И занятая такими размышлениями Вероника забыла про сон, рассказанный бабушкой. Вспомнила позже, когда проснулась под утро. Зыбкий рассвет бился в оконные стекла.
– А ведь я, кажется, поняла, что за место видела бабуля во сне. Это был Холодный берег. Мне он тоже часто снился... Но я предпочитала забывать эти сны. Холодный берег – вот что я помню. Только это название.
Глава 7
Даниил Куприянов, безусловно, не был идеальным кандидатом в мужья. Домашняя работа его, мягко говоря, не увлекала – за два почти месяца ни разу не помыл посуду, не купил хлеба. Первое время варил кофе, приносил Веронике в постель. После него оставалась заляпанная кофейной гущей плита, но Вера не обижалась. Да отмоет она плиту, это ведь не главное! Впрочем, милые утренние сюрпризы быстро прекратились. Финансовой помощи в ведении хозяйства он тоже не оказывал. Мог принести домой бутылку вина, торт, фрукты. Но дать денег на оплату квартиры – за четырехкомнатные апартаменты приходилось платить все больше, – на еду, на какие-то мелкие, но такие важные, жизненно необходимые вещи он не догадывался. Все, что зарабатывал, тратил на себя. На одежду – Данила умел и любил одеваться. На фотоаппаратуру. Да мало ли на что – факт в том, что Вероника содержала дом на свои деньги.
Лето принесло Вере новые разочарования. Ее день рождения был двадцать седьмого июня. Хотелось отпраздновать его весело, так, чтобы запомнилось надолго.

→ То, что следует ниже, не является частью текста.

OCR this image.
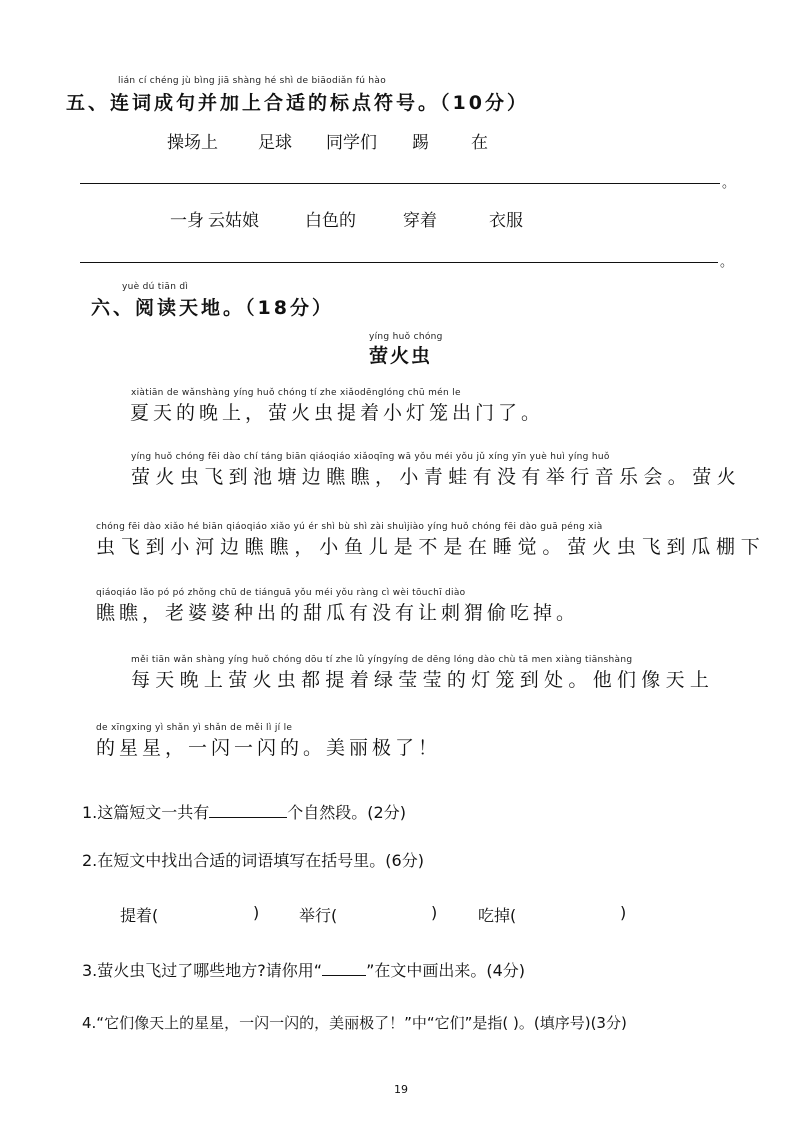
lián cí chéng jù bìng jiā shàng hé shì de biāodiǎn fú hào
五、连词成句并加上合适的标点符号。（10分）
操场上 足球 同学们 踢 在
。
一身 云姑娘	白色的	穿着	衣服
。
yuè dú tiān dì
六、阅读天地。（18分）
yíng huǒ chóng
萤火虫
xiàtiān de wǎnshàng yíng huǒ chóng tí zhe xiǎodēnglóng chū mén le
夏天的晚上，萤火虫提着小灯笼出门了。
yíng huǒ chóng fēi dào chí táng biān qiáoqiáo xiǎoqīng wā yǒu méi yǒu jǔ xíng yīn yuè huì yíng huǒ
萤火虫飞到池塘边瞧瞧，小青蛙有没有举行音乐会。萤火
chóng fēi dào xiǎo hé biān qiáoqiáo xiǎo yú ér shì bù shì zài shuìjiào yíng huǒ chóng fēi dào guā péng xià
虫飞到小河边瞧瞧，小鱼儿是不是在睡觉。萤火虫飞到瓜棚下
qiáoqiáo lǎo pó pó zhǒng chū de tiánguā yǒu méi yǒu ràng cì wèi tōuchī diào
瞧瞧，老婆婆种出的甜瓜有没有让刺猬偷吃掉。
měi tiān wǎn shàng yíng huǒ chóng dōu tí zhe lǜ yíngyíng de dēng lóng dào chù tā men xiàng tiānshàng
每天晚上萤火虫都提着绿莹莹的灯笼到处。他们像天上
de xīngxing yì shǎn yì shǎn de měi lì jí le
的星星，一闪一闪的。美丽极了！
1.这篇短文一共有	个自然段。(2分)
2.在短文中找出合适的词语填写在括号里。(6分)
提着(	) 举行(	)	吃掉(	)
3.萤火虫飞过了哪些地方?请你用“	”在文中画出来。(4分)
4.“它们像天上的星星，一闪一闪的，美丽极了！”中“它们”是指( )。(填序号)(3分)
19
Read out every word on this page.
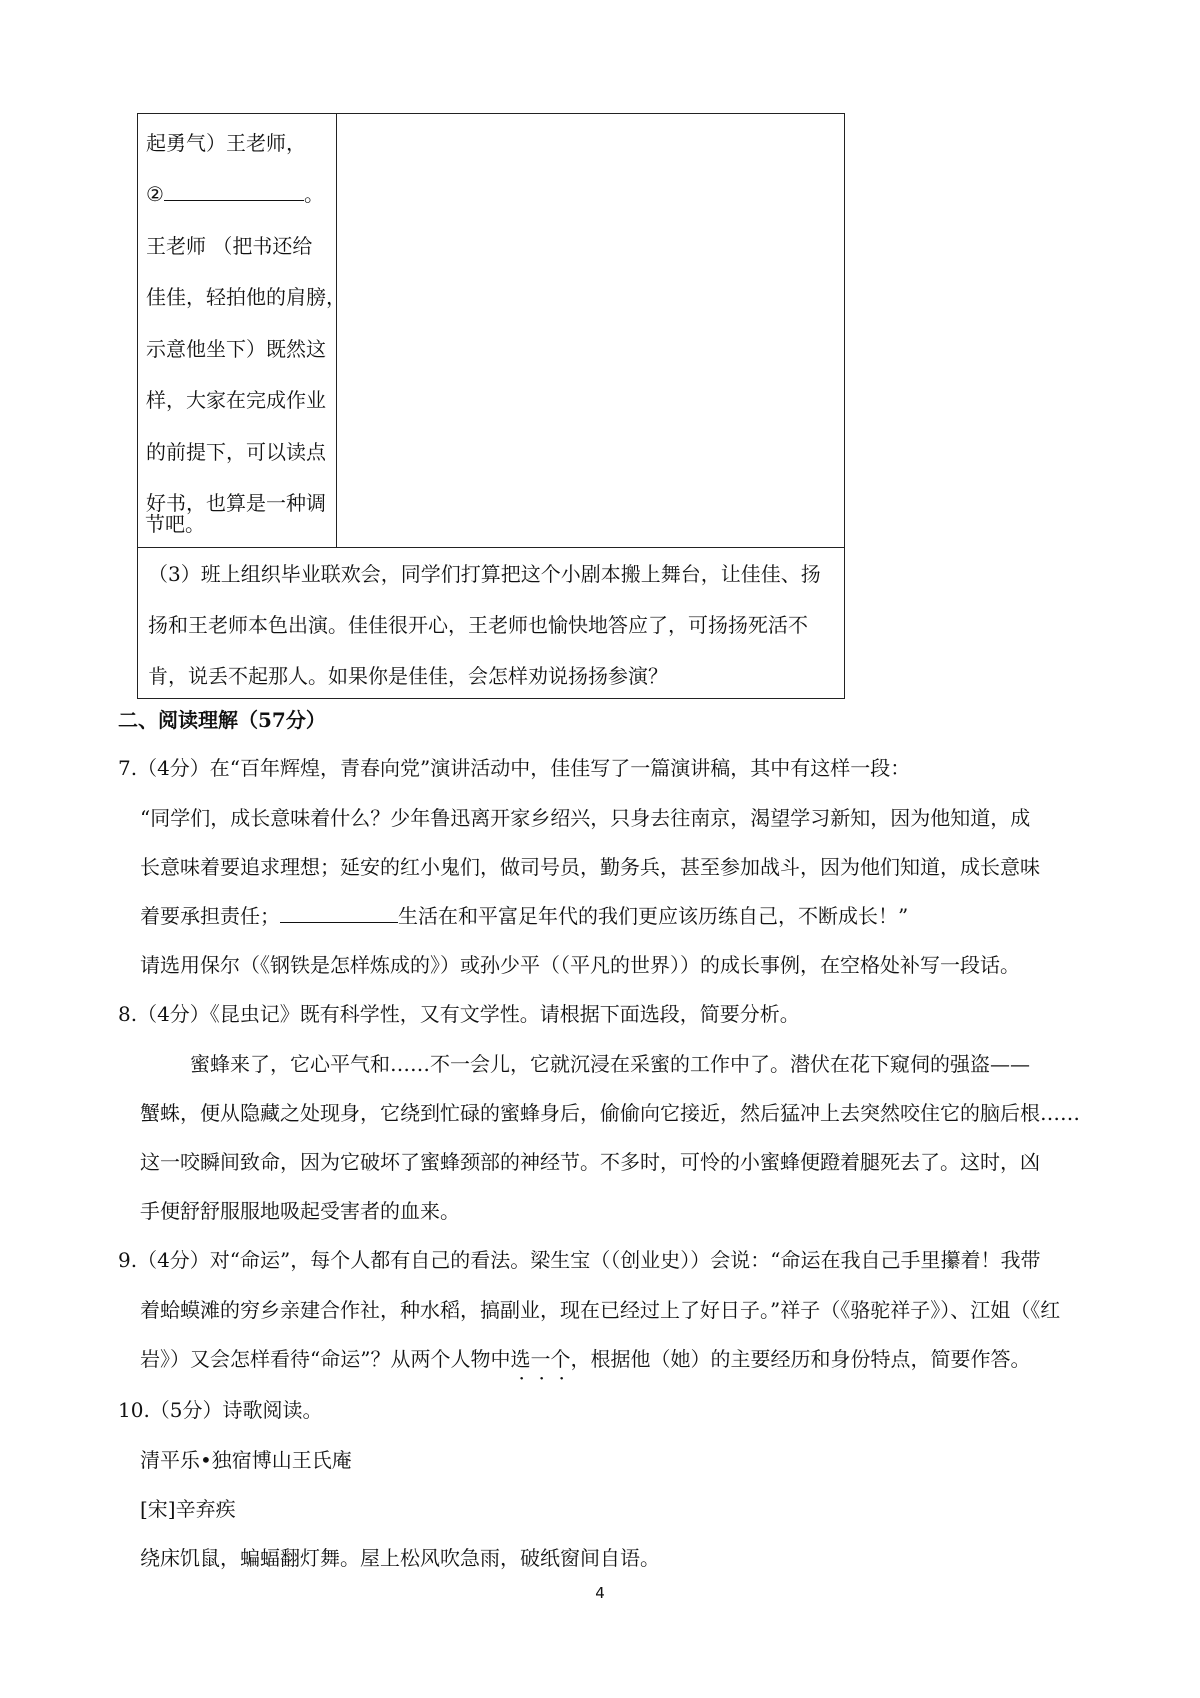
起勇气）王老师，
②	。
王老师 （把书还给
佳佳，轻拍他的肩膀，
示意他坐下）既然这
样，大家在完成作业
的前提下，可以读点
好书，也算是一种调
（3）班上组织毕业联欢会，同学们打算把这个小剧本搬上舞台，让佳佳、扬
扬和王老师本色出演。佳佳很开心，王老师也愉快地答应了，可扬扬死活不
肯，说丢不起那人。如果你是佳佳，会怎样劝说扬扬参演？
节吧。
二、阅读理解（57分）
7.（4分）在“百年辉煌，青春向党”演讲活动中，佳佳写了一篇演讲稿，其中有这样一段：
“同学们，成长意味着什么？少年鲁迅离开家乡绍兴，只身去往南京，渴望学习新知，因为他知道，成
长意味着要追求理想；延安的红小鬼们，做司号员，勤务兵，甚至参加战斗，因为他们知道，成长意味
着要承担责任；	生活在和平富足年代的我们更应该历练自己，不断成长！”
请选用保尔（《钢铁是怎样炼成的》）或孙少平（（平凡的世界））的成长事例，在空格处补写一段话。
8.（4分）《昆虫记》既有科学性，又有文学性。请根据下面选段，简要分析。
蜜蜂来了，它心平气和……不一会儿，它就沉浸在采蜜的工作中了。潜伏在花下窥伺的强盗——
蟹蛛，便从隐藏之处现身，它绕到忙碌的蜜蜂身后，偷偷向它接近，然后猛冲上去突然咬住它的脑后根……
这一咬瞬间致命，因为它破坏了蜜蜂颈部的神经节。不多时，可怜的小蜜蜂便蹬着腿死去了。这时，凶
手便舒舒服服地吸起受害者的血来。
9.（4分）对“命运”，每个人都有自己的看法。梁生宝（（创业史））会说：“命运在我自己手里攥着！我带
着蛤蟆滩的穷乡亲建合作社，种水稻，搞副业，现在已经过上了好日子。”祥子（《骆驼祥子》）、江姐（《红
岩》）又会怎样看待“命运”？从两个人物中选一个，根据他（她）的主要经历和身份特点，简要作答。
10.（5分）诗歌阅读。
清平乐•独宿博山王氏庵
[宋]辛弃疾
绕床饥鼠，蝙蝠翻灯舞。屋上松风吹急雨，破纸窗间自语。
4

– А ты сними домик на турбазе, пригласи гостей, – предложила Саша Геллер, когда Вероника поделилась с ней своей интересной проблемой. – Лето ведь, погоды какие стоят!
– Занятная мысль. Но домик, должно быть, нужно заранее заказывать, а я протянула почти до последнего момента. Завтра двадцатое уже. И потом, это, наверное, дорого?
– По деньгам, лапуля, по деньгам. Да вот тут недалеко, на острове, есть чудесная и недорогая турбаза «Иволга». Я знакома с ее хозяйкой. Хочешь, устрою? У нее наверняка зарезервирован домик для своих. На три дня будет не так дорого.
– Саш, буду тебе очень обязана...
– Не вопрос, лапуля! Конечно, в том случае только, – игриво добавила Саша, – если ты меня приглашаешь!
– О чем речь!
Саша была особа легкомысленная, но слово свое держала. На следующий день позвонила.
– Вероник, слушай, дело сделано. Я говорила с Мариной Алексеевной, она сдает нам домик. И так дешево, ты не поверишь! Вечером в пятницу двадцать шестого въезжаешь, утром, в понедельник – какое там будет число? – выезжаешь. Там сауна есть, лодки напрокат, водные велосипеды, теннисный корт, мангалы... Культурный отдых, одно слово!
– Ой, спасибо тебе... Только посоветуй – что туда брать-то? Я таких выездов никогда не устраивала.
– Ничего страшного! Я тебе помогу. Во-первых, обзвони всех, кого хотела позвать. Предупреди, что день рождения будет на пленэре. Расскажи, как туда добираться. Погоди, ты сама-то знаешь?
– Нет, конечно, ты ж мне вчера только об этой «Иволге» рассказала!
– Ага, тогда слушай. Обойную фабрику знаешь? Напротив бассейна «Дружба»?
– Знаю.
– От фабрики вниз, там причал. Туда приходит катер с «Иволги». Два раза в день – в десять часов утра и в семь часов вечера. Вы поедете на семичасовом катере. Въедете, там вас встретят, путевки я тебе завтра завезу. А команду я соберу и привезу на следующий день. Вы с Архангелом там пока отдохнете от городской суеты, выспитесь, все приготовите. Я скажу, чтоб все привезли по бутылке, ну, закуски какой-нибудь. А ты возьми мясо на шашлыки, замаринуй его. Да не скупись, на природе знаешь как кушается?
– Куплю целую корову!
– Уж тогда свинью или барана, – захихикала Саша. – Шашлыки обычно из баранины или свинины... Или ты и этого не знаешь?